WGAN-GP and Wasserstein loss, in brief

What you’ll learn

This is lesson 8 of Track 19 (Generative Models and Diffusion), the second of two lessons on adversarial training and the last GAN-focused lesson in the track. By the end you will be able to explain why the original GAN’s Jensen-Shannon objective gives no useful gradient when the data and generator distributions are disjoint (the early-training case), state the Wasserstein-distance alternative in both its Earth Mover’s intuition and its Kantorovich-Rubinstein dual form, write the WGAN-GP critic loss including the gradient penalty, and compute the Wasserstein-1 distance between two 1D distributions by hand using the CDF formula. You will also know which of L7’s paradigm-level pathologies WGAN-GP fixes and which it does not. The source curriculum is Stanford CS236 Lecture 10 with the same Berkeley CS294-158 Lecture 5 framing applied throughout the GAN family.

Where this fits

This is lesson 8 of 15, the fourth lesson of Phase 2 (latent-variable and adversarial paradigms) and the last GAN-focused lesson in this track. The remaining Phase 2 lesson (L9) is evaluation-focused. The GAN arc through the track: original GAN (L7) → Wasserstein-GAN with gradient penalty (this lesson) → evaluation methods for generative samples (L9, which closes Phase 2 with a divergence-agnostic look at how all of Phase 2’s models are actually compared). After L9, Phase 3 opens with energy-based and score-based models, then full diffusion in lessons 12-14, then the synthesis capstone at L15.

Before you start

Prerequisites: the previous lesson, GANs, the minimax game, for the framework and the paradigm-level problems this lesson addresses. The L3 KL/cross-entropy machinery is implicit (the gradient-penalty formulation uses standard expectation-and-derivative notation from those lessons), but no new probability identities are introduced. Math background: comfort with expectations, one calculus step (gradient norm), and one transport-theory intuition (Earth Mover’s distance) that the lesson builds up carefully.

About the math

The lesson introduces one new concept (the Wasserstein distance, with both an intuitive and a dual-form definition), one new architectural pattern (the gradient penalty), and one closed-form 1D formula (W_1 = integral of |F_p − F_q|). A worked numerical example computes W_1 for two simple discrete distributions using the CDF formula; the practice extends it to a fresh 3-mass case. The Lipschitz constraint is introduced symbolically and exercised on a simple linear function. The math density is comparable to L7’s optimal-discriminator derivation.
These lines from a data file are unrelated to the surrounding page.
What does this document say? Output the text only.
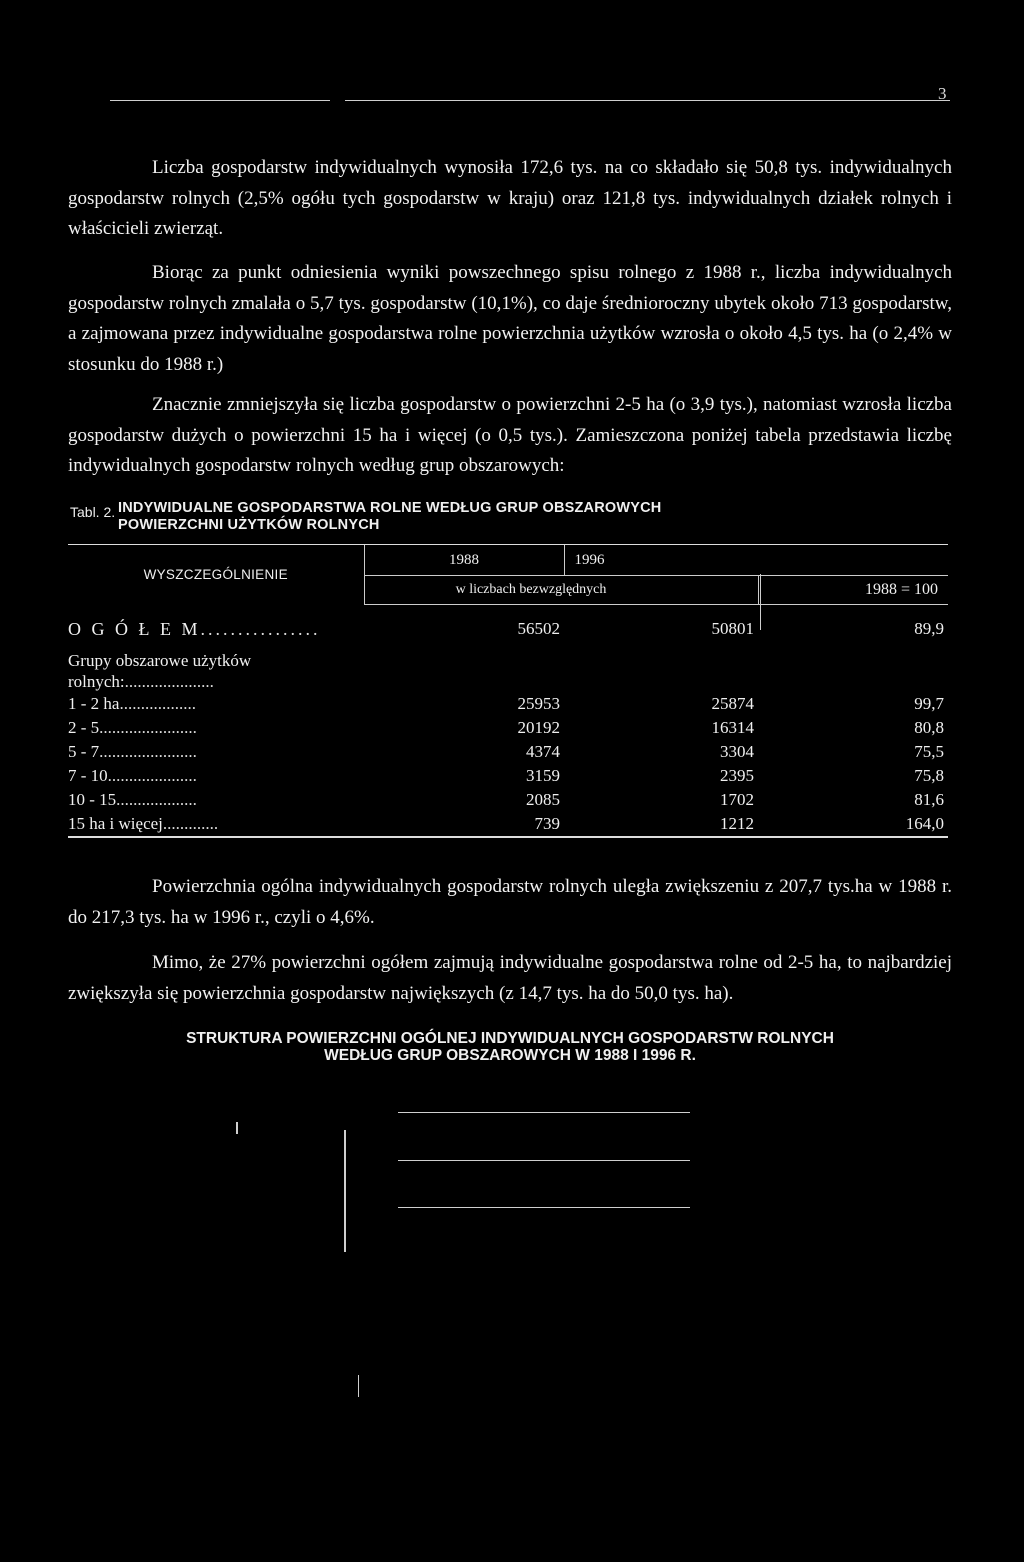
3
Liczba gospodarstw indywidualnych wynosiła 172,6 tys. na co składało się 50,8 tys. indywidualnych gospodarstw rolnych (2,5% ogółu tych gospodarstw w kraju) oraz 121,8 tys. indywidualnych działek rolnych i właścicieli zwierząt.
Biorąc za punkt odniesienia wyniki powszechnego spisu rolnego z 1988 r., liczba indywidualnych gospodarstw rolnych zmalała o 5,7 tys. gospodarstw (10,1%), co daje średnioroczny ubytek około 713 gospodarstw, a zajmowana przez indywidualne gospodarstwa rolne powierzchnia użytków wzrosła o około 4,5 tys. ha (o 2,4% w stosunku do 1988 r.)
Znacznie zmniejszyła się liczba gospodarstw o powierzchni 2-5 ha (o 3,9 tys.), natomiast wzrosła liczba gospodarstw dużych o powierzchni 15 ha i więcej (o 0,5 tys.). Zamieszczona poniżej tabela przedstawia liczbę indywidualnych gospodarstw rolnych według grup obszarowych:
Tabl. 2. INDYWIDUALNE GOSPODARSTWA ROLNE WEDŁUG GRUP OBSZAROWYCH
POWIERZCHNI UŻYTKÓW ROLNYCH
WYSZCZEGÓLNIENIE	1988	1996	
	w liczbach bezwzględnych		1988 = 100
O G Ó Ł E M................	56502	50801	89,9

Grupy obszarowe użytków
rolnych:.....................			

1 - 2 ha..................	25953	25874	99,7
2 - 5.......................	20192	16314	80,8
5 - 7.......................	4374	3304	75,5
7 - 10.....................	3159	2395	75,8
10 - 15...................	2085	1702	81,6
15 ha i więcej.............	739	1212	164,0
Powierzchnia ogólna indywidualnych gospodarstw rolnych uległa zwiększeniu z 207,7 tys.ha w 1988 r. do 217,3 tys. ha w 1996 r., czyli o 4,6%.
Mimo, że 27% powierzchni ogółem zajmują indywidualne gospodarstwa rolne od 2-5 ha, to najbardziej zwiększyła się powierzchnia gospodarstw największych (z 14,7 tys. ha do 50,0 tys. ha).
STRUKTURA POWIERZCHNI OGÓLNEJ INDYWIDUALNYCH GOSPODARSTW ROLNYCH
WEDŁUG GRUP OBSZAROWYCH W 1988 I 1996 R.
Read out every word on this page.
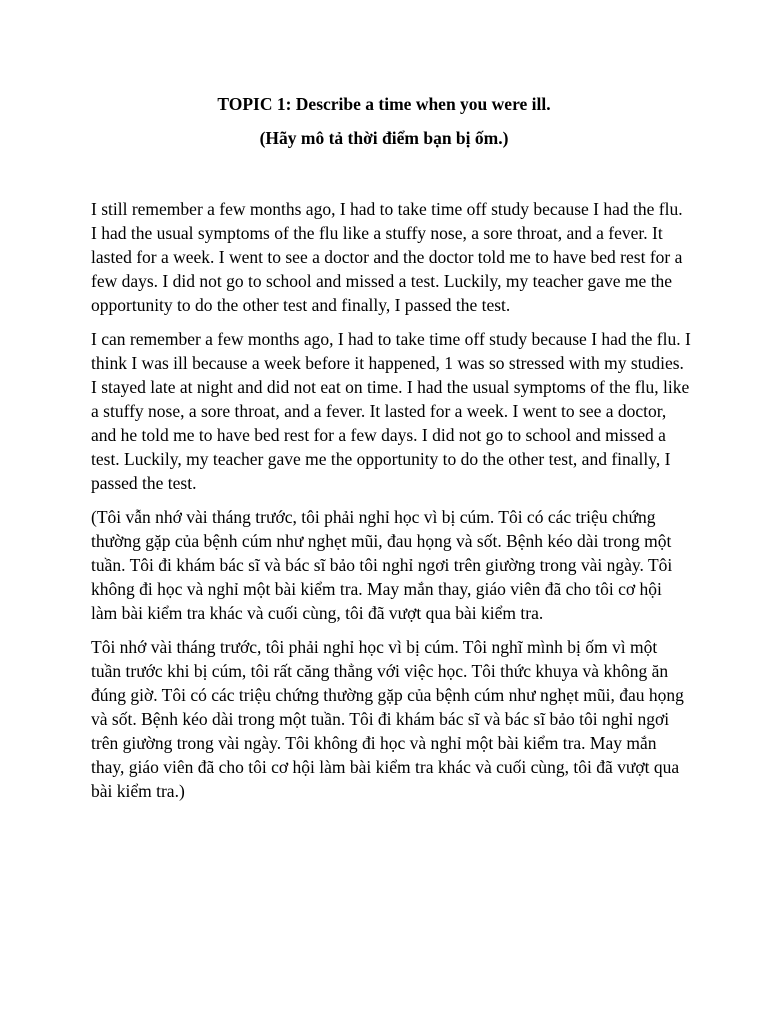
TOPIC 1: Describe a time when you were ill.

(Hãy mô tả thời điểm bạn bị ốm.)

I still remember a few months ago, I had to take time off study because I had the flu. I had the usual symptoms of the flu like a stuffy nose, a sore throat, and a fever. It lasted for a week. I went to see a doctor and the doctor told me to have bed rest for a few days. I did not go to school and missed a test. Luckily, my teacher gave me the opportunity to do the other test and finally, I passed the test.

I can remember a few months ago, I had to take time off study because I had the flu. I think I was ill because a week before it happened, 1 was so stressed with my studies. I stayed late at night and did not eat on time. I had the usual symptoms of the flu, like a stuffy nose, a sore throat, and a fever. It lasted for a week. I went to see a doctor, and he told me to have bed rest for a few days. I did not go to school and missed a test. Luckily, my teacher gave me the opportunity to do the other test, and finally, I passed the test.

(Tôi vẫn nhớ vài tháng trước, tôi phải nghỉ học vì bị cúm. Tôi có các triệu chứng thường gặp của bệnh cúm như nghẹt mũi, đau họng và sốt. Bệnh kéo dài trong một tuần. Tôi đi khám bác sĩ và bác sĩ bảo tôi nghỉ ngơi trên giường trong vài ngày. Tôi không đi học và nghỉ một bài kiểm tra. May mắn thay, giáo viên đã cho tôi cơ hội làm bài kiểm tra khác và cuối cùng, tôi đã vượt qua bài kiểm tra.

Tôi nhớ vài tháng trước, tôi phải nghỉ học vì bị cúm. Tôi nghĩ mình bị ốm vì một tuần trước khi bị cúm, tôi rất căng thẳng với việc học. Tôi thức khuya và không ăn đúng giờ. Tôi có các triệu chứng thường gặp của bệnh cúm như nghẹt mũi, đau họng và sốt. Bệnh kéo dài trong một tuần. Tôi đi khám bác sĩ và bác sĩ bảo tôi nghỉ ngơi trên giường trong vài ngày. Tôi không đi học và nghỉ một bài kiểm tra. May mắn thay, giáo viên đã cho tôi cơ hội làm bài kiểm tra khác và cuối cùng, tôi đã vượt qua bài kiểm tra.)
By the end, you’ll be able to

Explain the Earth Mover’s intuition for the Wasserstein distance and why it gives meaningful gradients on disjoint distributions where JS divergence saturates
State the Kantorovich-Rubinstein dual form of W_1 and explain the role of the 1-Lipschitz constraint
Write the WGAN-GP critic loss including the gradient penalty on interpolated samples and explain why interpolated samples (not real or fake alone) are the right evaluation points
Compute the Wasserstein-1 distance between two simple 1D discrete distributions using the CDF formula and verify against the Earth Mover’s interpretation
Identify which of the original-GAN problems WGAN-GP fixes (vanishing gradients, mode collapse, stopping criterion) and which it does not (no likelihood, architectural constraint, extra compute)

Time and difficulty

Read time: about 14 minutes
Practice time: about 16 minutes (a six-question self-check, a Wasserstein-1 computation on a fresh 3-mass 1D case, a Lipschitz-constraint verification on a simple linear function, and flashcards)
Difficulty: standard (a Phase 2 lesson; one new distance, one new constraint, one new architectural pattern; closed-form computations stay at the 1D CDF level)